Fig. 7: Risk factors for composite outcome, infection and treatment.
From: Machine learning can identify newly diagnosed patients with CLL at high risk of infection

a Top 10 risk factors for the composite outcome. b Top 2 risk factors specific to infection prior to CLL treatment. c Top 2 risk factors specific to CLL treatment prior to infection. Mean absolute SHAP contribution indicates the magnitude by which the probabilistic output of CLL-TIM is affected by the given feature.

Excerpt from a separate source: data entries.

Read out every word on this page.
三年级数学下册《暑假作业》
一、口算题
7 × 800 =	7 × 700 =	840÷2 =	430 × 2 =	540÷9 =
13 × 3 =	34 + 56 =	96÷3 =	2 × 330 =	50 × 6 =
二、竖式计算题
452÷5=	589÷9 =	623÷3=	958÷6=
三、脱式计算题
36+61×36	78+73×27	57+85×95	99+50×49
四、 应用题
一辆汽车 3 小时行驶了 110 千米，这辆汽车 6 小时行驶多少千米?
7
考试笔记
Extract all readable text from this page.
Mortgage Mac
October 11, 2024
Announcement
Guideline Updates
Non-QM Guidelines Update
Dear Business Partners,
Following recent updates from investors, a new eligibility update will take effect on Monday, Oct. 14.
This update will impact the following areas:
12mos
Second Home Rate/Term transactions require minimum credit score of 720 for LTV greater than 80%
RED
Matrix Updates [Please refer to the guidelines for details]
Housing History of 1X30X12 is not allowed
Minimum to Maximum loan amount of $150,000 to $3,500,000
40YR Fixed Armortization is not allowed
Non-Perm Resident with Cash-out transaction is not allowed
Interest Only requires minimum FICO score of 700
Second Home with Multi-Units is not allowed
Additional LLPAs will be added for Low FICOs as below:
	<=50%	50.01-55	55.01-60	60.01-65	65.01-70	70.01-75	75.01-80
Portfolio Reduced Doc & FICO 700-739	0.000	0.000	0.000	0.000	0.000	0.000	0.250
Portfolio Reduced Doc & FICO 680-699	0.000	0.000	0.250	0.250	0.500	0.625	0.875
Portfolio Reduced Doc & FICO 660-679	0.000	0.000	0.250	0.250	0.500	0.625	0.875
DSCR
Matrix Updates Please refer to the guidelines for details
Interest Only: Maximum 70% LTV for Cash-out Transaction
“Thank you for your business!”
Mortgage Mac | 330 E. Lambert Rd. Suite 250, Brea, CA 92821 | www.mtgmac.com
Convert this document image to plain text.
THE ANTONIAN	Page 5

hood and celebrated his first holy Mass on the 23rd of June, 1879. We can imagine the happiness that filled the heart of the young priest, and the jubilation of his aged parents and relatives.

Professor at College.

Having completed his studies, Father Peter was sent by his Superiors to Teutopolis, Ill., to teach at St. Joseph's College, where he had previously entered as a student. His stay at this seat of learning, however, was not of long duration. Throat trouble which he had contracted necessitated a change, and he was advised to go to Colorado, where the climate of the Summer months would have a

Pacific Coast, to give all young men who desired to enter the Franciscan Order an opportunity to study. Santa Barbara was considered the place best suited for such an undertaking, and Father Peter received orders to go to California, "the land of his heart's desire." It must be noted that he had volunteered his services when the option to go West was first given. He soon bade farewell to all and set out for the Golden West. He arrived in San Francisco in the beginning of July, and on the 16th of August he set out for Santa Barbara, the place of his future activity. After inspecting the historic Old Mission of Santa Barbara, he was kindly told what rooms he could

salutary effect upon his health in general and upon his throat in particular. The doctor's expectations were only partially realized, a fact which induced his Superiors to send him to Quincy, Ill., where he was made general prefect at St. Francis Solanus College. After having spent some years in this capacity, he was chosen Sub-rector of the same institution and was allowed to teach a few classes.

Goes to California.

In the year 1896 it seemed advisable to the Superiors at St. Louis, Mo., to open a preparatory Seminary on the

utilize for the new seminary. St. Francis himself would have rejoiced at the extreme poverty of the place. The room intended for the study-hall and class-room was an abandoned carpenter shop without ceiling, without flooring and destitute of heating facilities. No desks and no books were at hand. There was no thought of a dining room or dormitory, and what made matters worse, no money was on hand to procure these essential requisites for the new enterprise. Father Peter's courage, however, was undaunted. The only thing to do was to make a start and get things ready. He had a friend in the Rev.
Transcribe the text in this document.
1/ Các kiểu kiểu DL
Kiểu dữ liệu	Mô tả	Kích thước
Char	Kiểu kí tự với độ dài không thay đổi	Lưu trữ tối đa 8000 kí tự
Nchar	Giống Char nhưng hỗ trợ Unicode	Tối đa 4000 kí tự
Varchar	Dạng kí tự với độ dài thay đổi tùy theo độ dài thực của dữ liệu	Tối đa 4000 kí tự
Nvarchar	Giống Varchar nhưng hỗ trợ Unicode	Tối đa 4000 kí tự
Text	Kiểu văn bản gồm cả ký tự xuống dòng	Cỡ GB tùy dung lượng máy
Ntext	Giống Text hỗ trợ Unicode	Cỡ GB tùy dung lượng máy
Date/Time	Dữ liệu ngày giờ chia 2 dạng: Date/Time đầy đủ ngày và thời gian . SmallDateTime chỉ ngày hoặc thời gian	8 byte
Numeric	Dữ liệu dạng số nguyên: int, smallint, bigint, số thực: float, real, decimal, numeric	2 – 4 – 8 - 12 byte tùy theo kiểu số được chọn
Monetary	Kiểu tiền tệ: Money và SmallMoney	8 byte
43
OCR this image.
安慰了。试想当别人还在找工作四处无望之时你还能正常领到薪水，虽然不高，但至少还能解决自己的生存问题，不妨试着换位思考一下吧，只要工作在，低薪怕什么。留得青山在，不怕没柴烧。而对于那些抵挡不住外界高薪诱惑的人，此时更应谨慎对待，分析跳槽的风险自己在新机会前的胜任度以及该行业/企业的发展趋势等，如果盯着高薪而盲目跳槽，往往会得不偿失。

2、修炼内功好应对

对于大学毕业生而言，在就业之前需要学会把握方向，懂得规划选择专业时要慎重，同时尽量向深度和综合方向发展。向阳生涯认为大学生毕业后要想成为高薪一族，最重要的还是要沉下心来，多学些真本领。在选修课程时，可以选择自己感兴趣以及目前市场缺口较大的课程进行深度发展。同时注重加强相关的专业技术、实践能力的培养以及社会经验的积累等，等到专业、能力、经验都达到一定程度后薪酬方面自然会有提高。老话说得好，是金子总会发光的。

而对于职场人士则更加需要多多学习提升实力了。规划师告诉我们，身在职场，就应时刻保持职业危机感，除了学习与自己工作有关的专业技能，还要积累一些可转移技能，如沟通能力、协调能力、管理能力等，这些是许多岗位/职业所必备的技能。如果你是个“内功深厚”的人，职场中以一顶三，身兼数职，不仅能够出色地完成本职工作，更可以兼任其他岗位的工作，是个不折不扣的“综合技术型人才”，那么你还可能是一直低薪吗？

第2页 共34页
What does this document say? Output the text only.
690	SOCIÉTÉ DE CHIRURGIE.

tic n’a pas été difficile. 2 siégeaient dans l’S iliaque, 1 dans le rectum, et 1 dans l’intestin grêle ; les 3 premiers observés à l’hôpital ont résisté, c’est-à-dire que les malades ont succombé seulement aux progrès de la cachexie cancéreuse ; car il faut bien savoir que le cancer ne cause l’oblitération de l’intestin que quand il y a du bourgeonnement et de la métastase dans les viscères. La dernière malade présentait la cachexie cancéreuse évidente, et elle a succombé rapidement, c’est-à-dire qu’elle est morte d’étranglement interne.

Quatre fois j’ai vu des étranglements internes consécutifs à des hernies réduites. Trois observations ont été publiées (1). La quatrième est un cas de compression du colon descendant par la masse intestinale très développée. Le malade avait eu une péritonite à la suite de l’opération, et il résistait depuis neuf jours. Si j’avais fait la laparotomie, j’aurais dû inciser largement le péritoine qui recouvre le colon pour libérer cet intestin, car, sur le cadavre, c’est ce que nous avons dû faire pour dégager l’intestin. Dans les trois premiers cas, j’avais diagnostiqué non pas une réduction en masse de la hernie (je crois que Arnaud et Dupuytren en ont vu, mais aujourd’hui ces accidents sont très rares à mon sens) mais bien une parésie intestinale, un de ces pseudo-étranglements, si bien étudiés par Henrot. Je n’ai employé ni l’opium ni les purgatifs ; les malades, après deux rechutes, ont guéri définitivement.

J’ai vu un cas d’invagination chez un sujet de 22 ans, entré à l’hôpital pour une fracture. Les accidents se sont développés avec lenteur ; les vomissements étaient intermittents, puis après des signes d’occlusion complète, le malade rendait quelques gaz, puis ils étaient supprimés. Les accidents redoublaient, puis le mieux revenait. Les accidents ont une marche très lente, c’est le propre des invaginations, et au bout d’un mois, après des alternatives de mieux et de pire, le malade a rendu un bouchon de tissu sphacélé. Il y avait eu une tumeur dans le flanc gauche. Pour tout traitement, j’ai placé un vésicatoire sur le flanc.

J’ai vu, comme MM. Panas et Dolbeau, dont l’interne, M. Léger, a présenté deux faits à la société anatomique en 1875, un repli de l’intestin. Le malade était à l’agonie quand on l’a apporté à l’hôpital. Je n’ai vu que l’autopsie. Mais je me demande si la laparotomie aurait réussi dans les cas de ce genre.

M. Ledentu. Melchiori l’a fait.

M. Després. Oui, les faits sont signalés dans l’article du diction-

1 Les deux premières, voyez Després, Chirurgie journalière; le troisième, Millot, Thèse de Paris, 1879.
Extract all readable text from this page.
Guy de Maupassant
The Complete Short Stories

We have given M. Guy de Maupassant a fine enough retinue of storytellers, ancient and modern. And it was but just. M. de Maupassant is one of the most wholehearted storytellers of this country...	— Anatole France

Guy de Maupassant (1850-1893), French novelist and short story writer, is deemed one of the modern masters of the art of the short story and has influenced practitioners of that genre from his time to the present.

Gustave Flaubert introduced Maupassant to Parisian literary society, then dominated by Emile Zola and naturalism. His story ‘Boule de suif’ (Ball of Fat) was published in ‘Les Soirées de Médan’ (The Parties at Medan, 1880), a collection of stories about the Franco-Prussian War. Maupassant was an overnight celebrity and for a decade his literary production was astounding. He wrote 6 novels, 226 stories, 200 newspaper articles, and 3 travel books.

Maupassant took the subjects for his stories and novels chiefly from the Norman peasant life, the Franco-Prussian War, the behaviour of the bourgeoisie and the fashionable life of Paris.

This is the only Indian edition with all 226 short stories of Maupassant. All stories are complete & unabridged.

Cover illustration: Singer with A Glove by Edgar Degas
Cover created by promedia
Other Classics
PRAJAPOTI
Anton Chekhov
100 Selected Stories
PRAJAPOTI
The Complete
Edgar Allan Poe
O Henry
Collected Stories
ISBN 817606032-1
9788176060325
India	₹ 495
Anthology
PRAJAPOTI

This was calculated using 3720 Danish CLL patients (i.e. training, validation and test cohorts) and averaged over CLL-TIM’s 28 base-learners. Specificity to infection in b was calculated as the mean difference between the feature’s SHAP values for patients who as a first event, had an infection, to those that had CLL treatment. The converse of this was used to calculate specificity to CLL treatment in c. Mean differences for b, c were significant (p < 0.005) using one-tailed Mann–Whitney U-Test. Risk factors identified in a-c were also confirmed using multiple univariate tests (Supplementary Data 2, 3). For box-and-whisker plots, whiskers are the 95% confidence interval, white square is the mean, centre line is the median, bounds of box are the interquartile range and black dots are outliers. When patients had missing data for a given feature the SHAP contribution was zero.